In the on line personals you get lots of stories that are varied and interesting and compelling.
Then you get to read ones that leave you baffled and chuckling.

These are absolutely unedited. Precisely as they were written… I couldn't make it up.

"love to dance outside person animal lover im domesticated like to travel good time person
i like my job like the islands im not a book reader."
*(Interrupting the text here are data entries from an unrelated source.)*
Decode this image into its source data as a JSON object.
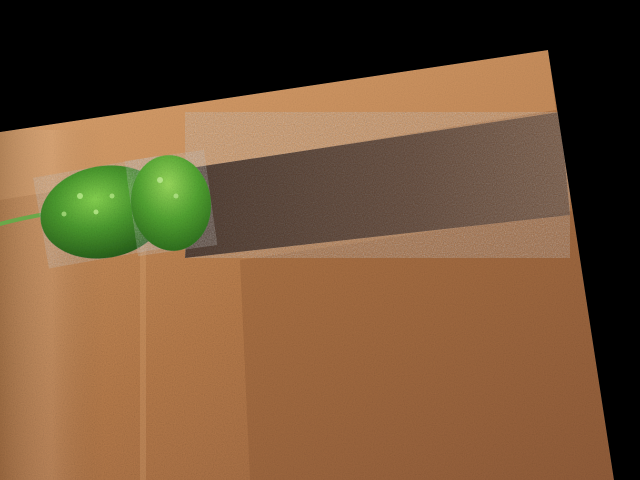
{
  "scene": {
    "background_color": "#000000",
    "surface": {
      "name": "cork-board",
      "light_color": "#d9a06a",
      "mid_color": "#b97d4c",
      "dark_color": "#8e5a36",
      "shadow_color": "#4a3226"
    },
    "object": {
      "name": "pickle",
      "body_color": "#3f8f2a",
      "highlight_color": "#7fcf4c",
      "shadow_color": "#245a18",
      "stem_color": "#6aa84a"
    }
  }
}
As our estrogen levels dwindle away, some of us have heeded the advice of our physicians, concurred with the current literature, and determined that hormone replacement therapy is not an option.

I am one of those women.

So, for the past few years, or so, I have watched in both horror and fascination as my body continues to change. Having a vague recollection of my own puberty, I can recall the exuberance of the new additions…but, what had been given, it seems, is now rapidly being taken away.

Not an exhaustive list, but one that includes, loss of memory, a shrinking frame and thinning pubic hair. This following passage, excerpted from Medscape reported "narrowing vaginal introitis, petechiae of vaginal tissues, and loss of ruga."

I have absolutely no idea exactly what any of that really means.

I can assure you, however, that if I knew I had a ruga, I wouldn't have wanted to lose it.

But, then again, if my memory is slipping, perhaps I did know I had a ruga and only thought I misplaced it.